Kafka Performance Broker Configuration

JVM and Garbage Collection

Garbage collection has a huge impact on performance of JVM based applications. It is recommended to use the Garbage-First (G1) garbage collector for Kafka broker. In Cloudera Manager specify the following under Additional Broker Java Options in the Kafka service configuration:

-server -XX:+UseG1GC -XX:MaxGCPauseMillis=20
-XX:InitiatingHeapOccupancyPercent=35 -XX:+DisableExplicitGC
-Djava.awt.headless=true -Djava.net.preferIPv4Stack=true

Cloudera recommends to set 4-8 GB of JVM heap size memory for the brokers depending on your use case. As Kafka’s performance depends heavily on the operating systems page cache, it is not recommended to collocate with other memory-hungry applications.
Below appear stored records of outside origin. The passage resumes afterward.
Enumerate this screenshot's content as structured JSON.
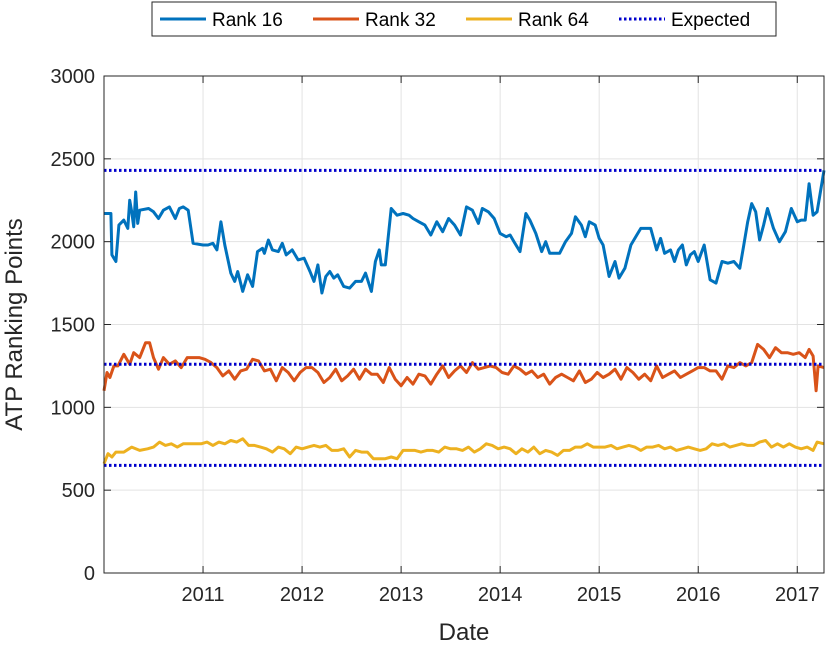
{
  "chart_data": {
    "type": "line",
    "xlabel": "Date",
    "ylabel": "ATP Ranking Points",
    "ylim": [
      0,
      3000
    ],
    "yticks": [
      0,
      500,
      1000,
      1500,
      2000,
      2500,
      3000
    ],
    "xlim": [
      2010.0,
      2017.27
    ],
    "xticks": [
      {
        "value": 2011,
        "label": "2011"
      },
      {
        "value": 2012,
        "label": "2012"
      },
      {
        "value": 2013,
        "label": "2013"
      },
      {
        "value": 2014,
        "label": "2014"
      },
      {
        "value": 2015,
        "label": "2015"
      },
      {
        "value": 2016,
        "label": "2016"
      },
      {
        "value": 2017,
        "label": "2017"
      }
    ],
    "grid": true,
    "legend_position": "top-center, outside the plot",
    "series": [
      {
        "name": "Rank 16",
        "color": "#0072BD",
        "style": "solid",
        "x": [
          2010.0,
          2010.07,
          2010.08,
          2010.12,
          2010.15,
          2010.2,
          2010.24,
          2010.26,
          2010.28,
          2010.3,
          2010.32,
          2010.34,
          2010.36,
          2010.45,
          2010.5,
          2010.55,
          2010.6,
          2010.66,
          2010.72,
          2010.76,
          2010.8,
          2010.85,
          2010.9,
          2011.0,
          2011.05,
          2011.1,
          2011.14,
          2011.18,
          2011.22,
          2011.28,
          2011.32,
          2011.35,
          2011.4,
          2011.45,
          2011.5,
          2011.55,
          2011.6,
          2011.62,
          2011.66,
          2011.7,
          2011.76,
          2011.8,
          2011.84,
          2011.9,
          2011.96,
          2012.02,
          2012.08,
          2012.12,
          2012.16,
          2012.2,
          2012.24,
          2012.28,
          2012.32,
          2012.36,
          2012.42,
          2012.48,
          2012.54,
          2012.6,
          2012.64,
          2012.7,
          2012.74,
          2012.78,
          2012.8,
          2012.84,
          2012.9,
          2012.96,
          2013.02,
          2013.08,
          2013.12,
          2013.18,
          2013.24,
          2013.3,
          2013.36,
          2013.42,
          2013.48,
          2013.54,
          2013.6,
          2013.66,
          2013.72,
          2013.78,
          2013.82,
          2013.88,
          2013.94,
          2014.0,
          2014.06,
          2014.1,
          2014.14,
          2014.2,
          2014.26,
          2014.3,
          2014.36,
          2014.42,
          2014.46,
          2014.5,
          2014.54,
          2014.6,
          2014.66,
          2014.72,
          2014.76,
          2014.82,
          2014.86,
          2014.9,
          2014.96,
          2015.0,
          2015.04,
          2015.1,
          2015.16,
          2015.2,
          2015.26,
          2015.32,
          2015.38,
          2015.42,
          2015.46,
          2015.52,
          2015.58,
          2015.62,
          2015.66,
          2015.72,
          2015.76,
          2015.8,
          2015.84,
          2015.88,
          2015.92,
          2015.96,
          2016.0,
          2016.06,
          2016.12,
          2016.18,
          2016.24,
          2016.3,
          2016.36,
          2016.42,
          2016.46,
          2016.5,
          2016.54,
          2016.58,
          2016.62,
          2016.66,
          2016.7,
          2016.76,
          2016.82,
          2016.88,
          2016.94,
          2017.0,
          2017.04,
          2017.08,
          2017.12,
          2017.16,
          2017.2,
          2017.27
        ],
        "y": [
          2170,
          2170,
          1920,
          1880,
          2100,
          2130,
          2080,
          2250,
          2180,
          2090,
          2300,
          2110,
          2190,
          2200,
          2180,
          2140,
          2190,
          2210,
          2140,
          2200,
          2210,
          2190,
          1990,
          1980,
          1980,
          1990,
          1950,
          2120,
          1980,
          1810,
          1760,
          1820,
          1700,
          1800,
          1730,
          1940,
          1960,
          1930,
          2010,
          1950,
          1940,
          1990,
          1920,
          1950,
          1890,
          1900,
          1820,
          1760,
          1860,
          1690,
          1790,
          1820,
          1780,
          1800,
          1730,
          1720,
          1760,
          1760,
          1810,
          1700,
          1880,
          1950,
          1860,
          1860,
          2200,
          2160,
          2170,
          2160,
          2140,
          2120,
          2100,
          2040,
          2120,
          2060,
          2140,
          2100,
          2040,
          2210,
          2190,
          2110,
          2200,
          2180,
          2140,
          2050,
          2030,
          2040,
          2000,
          1940,
          2170,
          2130,
          2050,
          1940,
          2000,
          1930,
          1930,
          1930,
          2000,
          2050,
          2150,
          2100,
          2030,
          2120,
          2100,
          2020,
          1980,
          1790,
          1880,
          1780,
          1840,
          1980,
          2040,
          2080,
          2080,
          2080,
          1950,
          2020,
          1930,
          1950,
          1880,
          1950,
          1980,
          1860,
          1920,
          1940,
          1880,
          1980,
          1770,
          1750,
          1880,
          1870,
          1880,
          1840,
          1980,
          2120,
          2230,
          2180,
          2010,
          2100,
          2200,
          2080,
          2000,
          2060,
          2200,
          2120,
          2130,
          2130,
          2350,
          2160,
          2180,
          2430
        ]
      },
      {
        "name": "Rank 32",
        "color": "#D95319",
        "style": "solid",
        "x": [
          2010.0,
          2010.03,
          2010.06,
          2010.1,
          2010.14,
          2010.2,
          2010.26,
          2010.3,
          2010.36,
          2010.42,
          2010.46,
          2010.5,
          2010.55,
          2010.6,
          2010.66,
          2010.72,
          2010.78,
          2010.84,
          2010.9,
          2010.96,
          2011.02,
          2011.08,
          2011.14,
          2011.2,
          2011.26,
          2011.32,
          2011.38,
          2011.44,
          2011.5,
          2011.56,
          2011.62,
          2011.68,
          2011.74,
          2011.8,
          2011.86,
          2011.92,
          2011.98,
          2012.04,
          2012.1,
          2012.16,
          2012.22,
          2012.28,
          2012.34,
          2012.4,
          2012.46,
          2012.52,
          2012.58,
          2012.64,
          2012.7,
          2012.76,
          2012.82,
          2012.88,
          2012.94,
          2013.0,
          2013.06,
          2013.12,
          2013.18,
          2013.24,
          2013.3,
          2013.36,
          2013.42,
          2013.48,
          2013.54,
          2013.6,
          2013.66,
          2013.72,
          2013.78,
          2013.84,
          2013.9,
          2013.96,
          2014.02,
          2014.08,
          2014.14,
          2014.2,
          2014.26,
          2014.32,
          2014.38,
          2014.44,
          2014.5,
          2014.56,
          2014.62,
          2014.68,
          2014.74,
          2014.8,
          2014.86,
          2014.92,
          2014.98,
          2015.04,
          2015.1,
          2015.16,
          2015.22,
          2015.28,
          2015.34,
          2015.4,
          2015.46,
          2015.52,
          2015.58,
          2015.64,
          2015.7,
          2015.76,
          2015.82,
          2015.88,
          2015.94,
          2016.0,
          2016.06,
          2016.12,
          2016.18,
          2016.24,
          2016.3,
          2016.36,
          2016.42,
          2016.48,
          2016.54,
          2016.6,
          2016.66,
          2016.72,
          2016.78,
          2016.84,
          2016.9,
          2016.96,
          2017.02,
          2017.08,
          2017.12,
          2017.16,
          2017.19,
          2017.21,
          2017.27
        ],
        "y": [
          1100,
          1210,
          1180,
          1250,
          1250,
          1320,
          1260,
          1330,
          1300,
          1390,
          1390,
          1300,
          1230,
          1300,
          1260,
          1280,
          1240,
          1300,
          1300,
          1300,
          1290,
          1270,
          1240,
          1190,
          1220,
          1170,
          1220,
          1230,
          1290,
          1280,
          1220,
          1230,
          1160,
          1240,
          1210,
          1160,
          1210,
          1240,
          1240,
          1210,
          1150,
          1180,
          1230,
          1160,
          1190,
          1230,
          1170,
          1230,
          1200,
          1200,
          1150,
          1240,
          1170,
          1130,
          1180,
          1140,
          1200,
          1190,
          1140,
          1200,
          1250,
          1180,
          1220,
          1250,
          1210,
          1270,
          1230,
          1240,
          1250,
          1240,
          1210,
          1200,
          1250,
          1230,
          1200,
          1220,
          1180,
          1200,
          1140,
          1180,
          1200,
          1180,
          1160,
          1220,
          1150,
          1170,
          1210,
          1180,
          1200,
          1230,
          1170,
          1240,
          1210,
          1170,
          1200,
          1160,
          1250,
          1180,
          1200,
          1220,
          1180,
          1200,
          1220,
          1240,
          1240,
          1220,
          1220,
          1170,
          1250,
          1240,
          1270,
          1250,
          1270,
          1380,
          1350,
          1300,
          1360,
          1330,
          1330,
          1320,
          1330,
          1300,
          1350,
          1310,
          1100,
          1250,
          1240
        ]
      },
      {
        "name": "Rank 64",
        "color": "#EDB120",
        "style": "solid",
        "x": [
          2010.0,
          2010.04,
          2010.08,
          2010.12,
          2010.2,
          2010.28,
          2010.36,
          2010.44,
          2010.5,
          2010.56,
          2010.62,
          2010.68,
          2010.74,
          2010.8,
          2010.86,
          2010.92,
          2010.98,
          2011.04,
          2011.1,
          2011.16,
          2011.22,
          2011.28,
          2011.34,
          2011.4,
          2011.46,
          2011.52,
          2011.58,
          2011.64,
          2011.7,
          2011.76,
          2011.82,
          2011.88,
          2011.94,
          2012.0,
          2012.06,
          2012.12,
          2012.18,
          2012.24,
          2012.3,
          2012.36,
          2012.42,
          2012.48,
          2012.54,
          2012.6,
          2012.66,
          2012.72,
          2012.78,
          2012.84,
          2012.9,
          2012.96,
          2013.02,
          2013.08,
          2013.14,
          2013.2,
          2013.26,
          2013.32,
          2013.38,
          2013.44,
          2013.5,
          2013.56,
          2013.62,
          2013.68,
          2013.74,
          2013.8,
          2013.86,
          2013.92,
          2013.98,
          2014.04,
          2014.1,
          2014.16,
          2014.22,
          2014.28,
          2014.34,
          2014.4,
          2014.46,
          2014.52,
          2014.58,
          2014.64,
          2014.7,
          2014.76,
          2014.82,
          2014.88,
          2014.94,
          2015.0,
          2015.06,
          2015.12,
          2015.18,
          2015.24,
          2015.3,
          2015.36,
          2015.42,
          2015.48,
          2015.54,
          2015.6,
          2015.66,
          2015.72,
          2015.78,
          2015.84,
          2015.9,
          2015.96,
          2016.02,
          2016.08,
          2016.14,
          2016.2,
          2016.26,
          2016.32,
          2016.38,
          2016.44,
          2016.5,
          2016.56,
          2016.62,
          2016.68,
          2016.74,
          2016.8,
          2016.86,
          2016.92,
          2016.98,
          2017.04,
          2017.1,
          2017.16,
          2017.2,
          2017.27
        ],
        "y": [
          660,
          720,
          700,
          730,
          730,
          760,
          740,
          750,
          760,
          790,
          770,
          780,
          760,
          780,
          780,
          780,
          780,
          790,
          770,
          790,
          780,
          800,
          790,
          810,
          770,
          770,
          760,
          750,
          730,
          760,
          750,
          720,
          760,
          750,
          760,
          770,
          760,
          770,
          740,
          740,
          750,
          700,
          740,
          730,
          730,
          690,
          690,
          690,
          700,
          690,
          740,
          740,
          740,
          730,
          740,
          740,
          730,
          760,
          750,
          750,
          740,
          760,
          730,
          750,
          780,
          770,
          750,
          760,
          750,
          720,
          750,
          730,
          760,
          720,
          740,
          730,
          710,
          740,
          740,
          760,
          760,
          780,
          760,
          760,
          760,
          770,
          750,
          760,
          770,
          760,
          740,
          760,
          760,
          770,
          750,
          760,
          740,
          750,
          760,
          750,
          740,
          750,
          780,
          770,
          780,
          760,
          770,
          780,
          770,
          770,
          790,
          800,
          760,
          780,
          760,
          780,
          760,
          750,
          760,
          740,
          790,
          780
        ]
      },
      {
        "name": "Expected",
        "color": "#0000CC",
        "style": "dotted",
        "levels": [
          2430,
          1260,
          650
        ]
      }
    ]
  }
}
  • Large messages can cause longer garbage collection (GC) pauses as brokers allocate large chunks. Monitor the GC log and the server log.

    Add this to Broker Java Options:

     -XX:+PrintGC -XX:+PrintGCDetails
  • If long GC pauses cause Kafka to abandon the ZooKeeper session, you may need to configure longer timeout values, see Kafka-ZooKeeper Performance Tuning for details.

Network and I/O Threads

Kafka brokers use network threads to handle client requests. Incoming requests (such as produce and fetch requests) are placed into a requests queue from where I/O threads are taking them up and process them. After a request is processed, the response is placed into an internal response queue from where a network thread picks it up and sends response back to the client.

  • num.network.threads is an important cluster-wide setting that determines the number of threads used for handling network requests (that is, receiving requests and sending responses). Set this value mainly based on number of producers, consumers and replica fetchers.
  • queued.max.requests controls how many requests are allowed in the request queue before blocking network threads.
  • num.io.threads specifies the number of threads that a broker uses for processing requests from the request queue (might include disk I/O).

ISR Management

An in-sync replica (ISR) set for a topic partition contains all follower replicas that are caught-up with the leader partition, and are situated on a broker that is alive.

  • If a replica lags “too far” behind from the partition leader, it is removed from the ISR set. The definition of what is too far is controlled by the configuration setting replica.lag.time.max.ms. If a follower hasn't sent any fetch requests or hasn't consumed up to the leaders log end offset for at least this time, the leader removes the follower from the ISR set.
  • num.replica.fetchers is a cluster-wide configuration setting that controls how many fetcher threads are in a broker. These threads are responsible for replicating messages from a source broker (that is, where partition leader resides). Increasing this value results in higher I/O parallelism and fetcher throughput. Of course, there is a trade-off: brokers use more CPU and network.
  • replica.fetch.min.bytes controls the minimum number of bytes to fetch from a follower replica. If there is not enough bytes, wait up to replica.fetch.wait.max.ms.
  • replica.fetch.wait.max.ms controls how long to sleep before checking for new messages from a fetcher replica. This value should be less than replica.lag.time.max.ms, otherwise the replica is kicked out of the ISR set.
  • To check the ISR set for topic partitions, run the following command:
    kafka-topics --zookeeper ${ZOOKEEPER_HOSTNAME}:2181/kafka --describe --topic ${TOPIC}
  • If a partition leader dies, a new leader is selected from the ISR set. There will be no data loss. If there is no ISR, unclean leader election can be used with the risk of data-loss.
  • Unclean leader election occurs if unclean.leader.election.enable is set to true. By default, this is set to false.

Log Cleaner

As discussed in Record Management, the log cleaner implements log compaction. The following cluster-wide configuration settings can be used to fine tune log compaction:

  • log.cleaner.threads controls how many background threads are responsible for log compaction. Increasing this value improves performance of log compaction at the cost of increased I/O activity.
  • log.cleaner.io.max.bytes.per.second throttles log cleaner’s I/O activity so that the sum of its read and write is less than this value on average.
  • log.cleaner.dedupe.buffer.size specifies memory used for log compaction across all cleaner threads.
  • log.cleaner.io.buffer.size controls total memory used for log cleaner I/O buffers across all cleaner threads.
  • log.cleaner.min.compaction.lag.ms controls how long messages are left uncompacted.
  • log.cleaner.io.buffer.load.factor controls log cleaner’s load factor for the dedupe buffer. Increasing this value allows the system to clean more logs at once but increases hash collisions.
  • log.cleaner.backoff.ms controls how long to wait until the next check if there is no log to compact.